The Board reviewed options to reduce the impact of Muskrat Falls costs on electricity rates up to the year 2030.
The PUB found that if the government of Newfoundland and Labrador wants to hold domestic power rates to 13.5 cents per kilowatt hour in 2021, as was its target, mitigation will have to provide enough funding to offset an increase of 9.38 cents per kilowatt hour as the projected electricity rate is expected to grow to 22.89 cents per kilowatt hour when the hydroelectric project comes online.
"During the course of this review government announced its intention to keep rates at or below 13.5 cents/kWh in 2021. This would require mitigation of over $600 million.
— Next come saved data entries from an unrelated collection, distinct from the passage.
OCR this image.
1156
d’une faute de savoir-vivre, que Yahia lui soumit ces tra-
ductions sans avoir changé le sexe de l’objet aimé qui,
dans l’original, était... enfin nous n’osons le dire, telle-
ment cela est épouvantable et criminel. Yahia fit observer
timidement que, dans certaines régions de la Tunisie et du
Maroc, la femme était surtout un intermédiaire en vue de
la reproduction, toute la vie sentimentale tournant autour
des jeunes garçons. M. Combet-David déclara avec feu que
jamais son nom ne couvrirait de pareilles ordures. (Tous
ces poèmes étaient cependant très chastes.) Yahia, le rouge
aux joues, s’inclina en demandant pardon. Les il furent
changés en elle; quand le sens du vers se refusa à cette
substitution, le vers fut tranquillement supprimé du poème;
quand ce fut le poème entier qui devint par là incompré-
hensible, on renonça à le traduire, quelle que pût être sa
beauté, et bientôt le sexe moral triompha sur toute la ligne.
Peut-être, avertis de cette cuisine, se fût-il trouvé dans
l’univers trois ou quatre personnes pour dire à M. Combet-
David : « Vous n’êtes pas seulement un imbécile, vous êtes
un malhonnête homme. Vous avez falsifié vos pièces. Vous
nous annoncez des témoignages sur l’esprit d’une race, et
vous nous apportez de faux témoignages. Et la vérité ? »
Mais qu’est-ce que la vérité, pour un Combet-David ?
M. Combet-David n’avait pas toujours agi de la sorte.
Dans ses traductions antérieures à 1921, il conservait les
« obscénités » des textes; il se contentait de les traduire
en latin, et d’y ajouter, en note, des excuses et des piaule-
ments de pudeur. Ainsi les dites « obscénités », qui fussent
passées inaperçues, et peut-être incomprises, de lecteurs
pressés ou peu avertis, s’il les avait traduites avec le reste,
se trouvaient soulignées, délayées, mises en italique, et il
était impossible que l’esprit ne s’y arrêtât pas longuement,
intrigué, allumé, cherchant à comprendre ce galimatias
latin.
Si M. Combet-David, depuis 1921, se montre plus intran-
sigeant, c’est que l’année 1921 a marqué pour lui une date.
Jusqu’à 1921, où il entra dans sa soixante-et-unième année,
Applying the mitigation sources recommended by the Board would still leave a gap of over $400 million in 2021," the report reads.
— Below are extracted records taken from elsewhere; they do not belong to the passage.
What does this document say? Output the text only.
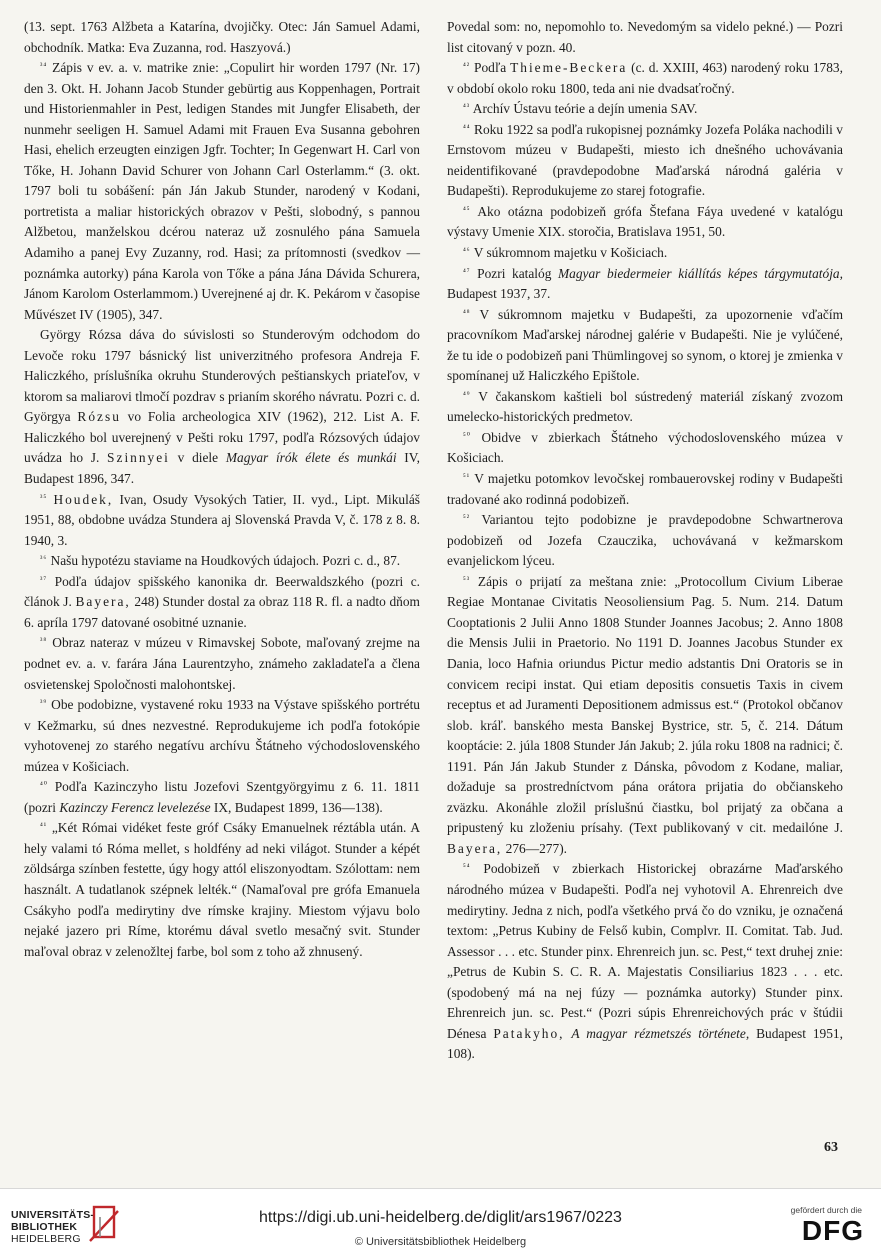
(13. sept. 1763 Alžbeta a Katarína, dvojičky. Otec: Ján Samuel Adami, obchodník. Matka: Eva Zuzanna, rod. Haszyová.)

$^{^{34}}$ Zápis v ev. a. v. matrike znie: „Copulirt hir worden 1797 (Nr. 17) den 3. Okt. H. Johann Jacob Stunder gebürtig aus Koppenhagen, Portrait und Historienmahler in Pest, ledigen Standes mit Jungfer Elisabeth, der nunmehr seeligen H. Samuel Adami mit Frauen Eva Susanna gebohren Hasi, ehelich erzeugten einzigen Jgfr. Tochter; In Gegenwart H. Carl von Tőke, H. Johann David Schurer von Johann Carl Osterlamm.“ (3. okt. 1797 boli tu sobášení: pán Ján Jakub Stunder, narodený v Kodani, portretista a maliar historických obrazov v Pešti, slobodný, s pannou Alžbetou, manželskou dcérou nateraz už zosnulého pána Samuela Adamiho a panej Evy Zuzanny, rod. Hasi; za prítomnosti (svedkov — poznámka autorky) pána Karola von Tőke a pána Jána Dávida Schurera, Jánom Karolom Osterlammom.) Uverejnené aj dr. K. Pekárom v časopise Művészet IV (1905), 347.

György Rózsa dáva do súvislosti so Stunderovým odchodom do Levoče roku 1797 básnický list univerzitného profesora Andreja F. Haliczkého, príslušníka okruhu Stunderových peštianskych priateľov, v ktorom sa maliarovi tlmočí pozdrav s prianím skorého návratu. Pozri c. d. Györgya Rózsu vo Folia archeologica XIV (1962), 212. List A. F. Haliczkého bol uverejnený v Pešti roku 1797, podľa Rózsových údajov uvádza ho J. Szinnyei v diele Magyar írók élete és munkái IV, Budapest 1896, 347.

$^{^{35}}$ Houdek, Ivan, Osudy Vysokých Tatier, II. vyd., Lipt. Mikuláš 1951, 88, obdobne uvádza Stundera aj Slovenská Pravda V, č. 178 z 8. 8. 1940, 3.

$^{^{36}}$ Našu hypotézu staviame na Houdkových údajoch. Pozri c. d., 87.

$^{^{37}}$ Podľa údajov spišského kanonika dr. Beerwaldszkého (pozri c. článok J. Bayera, 248) Stunder dostal za obraz 118 R. fl. a nadto dňom 6. apríla 1797 datované osobitné uznanie.

$^{^{38}}$ Obraz nateraz v múzeu v Rimavskej Sobote, maľovaný zrejme na podnet ev. a. v. farára Jána Laurentzyho, známeho zakladateľa a člena osvietenskej Spoločnosti malohontskej.

$^{^{39}}$ Obe podobizne, vystavené roku 1933 na Výstave spišského portrétu v Kežmarku, sú dnes nezvestné. Reprodukujeme ich podľa fotokópie vyhotovenej zo starého negatívu archívu Štátneho východoslovenského múzea v Košiciach.

$^{^{40}}$ Podľa Kazinczyho listu Jozefovi Szentgyörgyimu z 6. 11. 1811 (pozri Kazinczy Ferencz levelezése IX, Budapest 1899, 136—138).

$^{^{41}}$ „Két Római vidéket feste gróf Csáky Emanuelnek réztábla után. A hely valami tó Róma mellet, s holdfény ad neki világot. Stunder a képét zöldsárga színben festette, úgy hogy attól eliszonyodtam. Szólottam: nem használt. A tudatlanok szépnek lelték.“ (Namaľoval pre grófa Emanuela Csákyho podľa medirytiny dve rímske krajiny. Miestom výjavu bolo nejaké jazero pri Ríme, ktorému dával svetlo mesačný svit. Stunder maľoval obraz v zelenožltej farbe, bol som z toho až zhnusený.

Povedal som: no, nepomohlo to. Nevedomým sa videlo pekné.) — Pozri list citovaný v pozn. 40.

$^{^{42}}$ Podľa Thieme-Beckera (c. d. XXIII, 463) narodený roku 1783, v období okolo roku 1800, teda ani nie dvadsaťročný.

$^{^{43}}$ Archív Ústavu teórie a dejín umenia SAV.

$^{^{44}}$ Roku 1922 sa podľa rukopisnej poznámky Jozefa Poláka nachodili v Ernstovom múzeu v Budapešti, miesto ich dnešného uchovávania neidentifikované (pravdepodobne Maďarská národná galéria v Budapešti). Reprodukujeme zo starej fotografie.

$^{^{45}}$ Ako otázna podobizeň grófa Štefana Fáya uvedené v katalógu výstavy Umenie XIX. storočia, Bratislava 1951, 50.

$^{^{46}}$ V súkromnom majetku v Košiciach.

$^{^{47}}$ Pozri katalóg Magyar biedermeier kiállítás képes tárgymutatója, Budapest 1937, 37.

$^{^{48}}$ V súkromnom majetku v Budapešti, za upozornenie vďačím pracovníkom Maďarskej národnej galérie v Budapešti. Nie je vylúčené, že tu ide o podobizeň pani Thümlingovej so synom, o ktorej je zmienka v spomínanej už Haliczkého Epištole.

$^{^{49}}$ V čakanskom kaštieli bol sústredený materiál získaný zvozom umelecko-historických predmetov.

$^{^{50}}$ Obidve v zbierkach Štátneho východoslovenského múzea v Košiciach.

$^{^{51}}$ V majetku potomkov levočskej rombauerovskej rodiny v Budapešti tradované ako rodinná podobizeň.

$^{^{52}}$ Variantou tejto podobizne je pravdepodobne Schwartnerova podobizeň od Jozefa Czauczika, uchovávaná v kežmarskom evanjelickom lýceu.

$^{^{53}}$ Zápis o prijatí za meštana znie: „Protocollum Civium Liberae Regiae Montanae Civitatis Neosoliensium Pag. 5. Num. 214. Datum Cooptationis 2 Julii Anno 1808 Stunder Joannes Jacobus; 2. Anno 1808 die Mensis Julii in Praetorio. No 1191 D. Joannes Jacobus Stunder ex Dania, loco Hafnia oriundus Pictur medio adstantis Dni Oratoris se in convicem recipi instat. Qui etiam depositis consuetis Taxis in civem receptus et ad Juramenti Depositionem admissus est.“ (Protokol občanov slob. kráľ. banského mesta Banskej Bystrice, str. 5, č. 214. Dátum kooptácie: 2. júla 1808 Stunder Ján Jakub; 2. júla roku 1808 na radnici; č. 1191. Pán Ján Jakub Stunder z Dánska, pôvodom z Kodane, maliar, dožaduje sa prostredníctvom pána orátora prijatia do občianskeho zväzku. Akonáhle zložil príslušnú čiastku, bol prijatý za občana a pripustený ku zloženiu prísahy. (Text publikovaný v cit. medailóne J. Bayera, 276—277).

$^{^{54}}$ Podobizeň v zbierkach Historickej obrazárne Maďarského národného múzea v Budapešti. Podľa nej vyhotovil A. Ehrenreich dve medirytiny. Jedna z nich, podľa všetkého prvá čo do vzniku, je označená textom: „Petrus Kubiny de Felső kubin, Complvr. II. Comitat. Tab. Jud. Assessor . . . etc. Stunder pinx. Ehrenreich jun. sc. Pest,“ text druhej znie: „Petrus de Kubin S. C. R. A. Majestatis Consiliarius 1823 . . . etc. (spodobený má na nej fúzy — poznámka autorky) Stunder pinx. Ehrenreich jun. sc. Pest.“ (Pozri súpis Ehrenreichových prác v štúdii Dénesa Patakyho, A magyar rézmetszés története, Budapest 1951, 108).

63
UNIVERSITÄTS-
BIBLIOTHEK
HEIDELBERG
https://digi.ub.uni-heidelberg.de/diglit/ars1967/0223
© Universitätsbibliothek Heidelberg
gefördert durch die
DFG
In a guideline provided by Nalcor to the PUB, the company suggested that an average of $66 million of rate mitigation applied to Hydro's revenue requirement would reduce electricity rates by 1 cent per kilowatt hour, meaning that approximately $620 million would be needed in mitigation in 2021 to keep electricity rates at 13.5 cents per kilowatt hour, the PUB reported.
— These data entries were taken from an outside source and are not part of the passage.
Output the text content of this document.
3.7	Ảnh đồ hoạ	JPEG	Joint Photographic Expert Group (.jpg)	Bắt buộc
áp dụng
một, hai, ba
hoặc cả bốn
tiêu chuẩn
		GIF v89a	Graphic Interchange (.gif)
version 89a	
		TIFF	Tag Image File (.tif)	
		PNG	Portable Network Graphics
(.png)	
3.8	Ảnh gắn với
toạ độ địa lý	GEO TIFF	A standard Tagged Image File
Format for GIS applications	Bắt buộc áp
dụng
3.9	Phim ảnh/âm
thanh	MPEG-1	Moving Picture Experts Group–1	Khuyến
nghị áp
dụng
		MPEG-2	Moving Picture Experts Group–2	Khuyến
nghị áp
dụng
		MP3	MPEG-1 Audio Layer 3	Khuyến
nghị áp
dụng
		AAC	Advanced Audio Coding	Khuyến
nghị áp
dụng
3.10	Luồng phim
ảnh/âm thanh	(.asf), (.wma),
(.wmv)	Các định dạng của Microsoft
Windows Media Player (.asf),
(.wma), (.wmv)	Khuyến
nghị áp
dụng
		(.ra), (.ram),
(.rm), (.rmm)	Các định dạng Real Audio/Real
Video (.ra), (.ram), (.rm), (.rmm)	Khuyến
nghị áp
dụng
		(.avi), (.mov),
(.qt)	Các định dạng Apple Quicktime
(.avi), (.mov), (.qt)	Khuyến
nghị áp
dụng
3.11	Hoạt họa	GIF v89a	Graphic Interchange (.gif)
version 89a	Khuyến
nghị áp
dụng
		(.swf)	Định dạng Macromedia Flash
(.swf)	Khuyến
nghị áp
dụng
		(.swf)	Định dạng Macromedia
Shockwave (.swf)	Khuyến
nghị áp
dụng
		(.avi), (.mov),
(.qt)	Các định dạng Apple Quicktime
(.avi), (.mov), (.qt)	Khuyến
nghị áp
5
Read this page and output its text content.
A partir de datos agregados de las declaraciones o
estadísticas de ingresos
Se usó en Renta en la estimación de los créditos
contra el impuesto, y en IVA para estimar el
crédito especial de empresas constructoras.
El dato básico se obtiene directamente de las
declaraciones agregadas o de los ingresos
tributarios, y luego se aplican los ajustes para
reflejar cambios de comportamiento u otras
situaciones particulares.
"Considering the magnitude of the shortfall and given that the financial mitigation sources already require the redirection of significant provincial revenues, it is clear that the outcome of the province's ongoing engagement with the government of Canada will be an important factor in mitigating rates in these early years," the report reads.
"Other mitigation sources may also have to be considered depending on the level of contribution from the Government of Canada to address the significant gap in revenue available to meet the target of 13.5 cents per kilowatt hour."
The report went on to say, "The financial opportunities identified include the returns and dividends from Muskrat Falls, Churchill Falls and Hydro, Nalcor's share of the export sales revenues, as well as water power rentals related to Muskrat Falls, Churchill Falls and Newfoundland Power. These opportunities represent the most significant source of potential mitigation, ranging from $171 million in 2021 to $526 million in 2030."
For months the province has been in talks with Ottawa to complete a mitigation plan to shelter Newfoundland and Labrador ratepayers from the doubling of their electricity costs.
On Friday, before the report was released, Premier Dwight Ball told reporters that creating a rate mitigation plan is a big task. Ball said the province will go through the PUB report over the weekend while talks are still ongoing with the federal government for coming up with a plan.
"We all know the profound impact that it would have on our province, the impact on rates ... Hopefully through the weekend we'll have an update that we can provide early next week," Ball said.
The premier also didn't say definitively during the Friday news conference that the province will be holding to a 13.5 kilowatt hour rate, but rather told reporters that government is continuing with its plan in which it based its election campaign on.
The PUB report says it isn't clear whether or not the target rate at 13.5 will be maintained in subsequent years or escalate over the period to 2030.
However, the report says what is clear is that even with the application of all the PUB's identified rate mitigation opportunities, minus any help from Ottawa, the PUB believes rates will remain well above 13.5 cents per kilowatt hours for a number of years.
If Ottawa does help with mitigation in the form of $200 million, the PUB report estimates, "this would reduce rates by approximately 3 cents/kWh to between 16 cents/kWh and 17 cents/kWh. This would still leave a gap of approximately $200 million."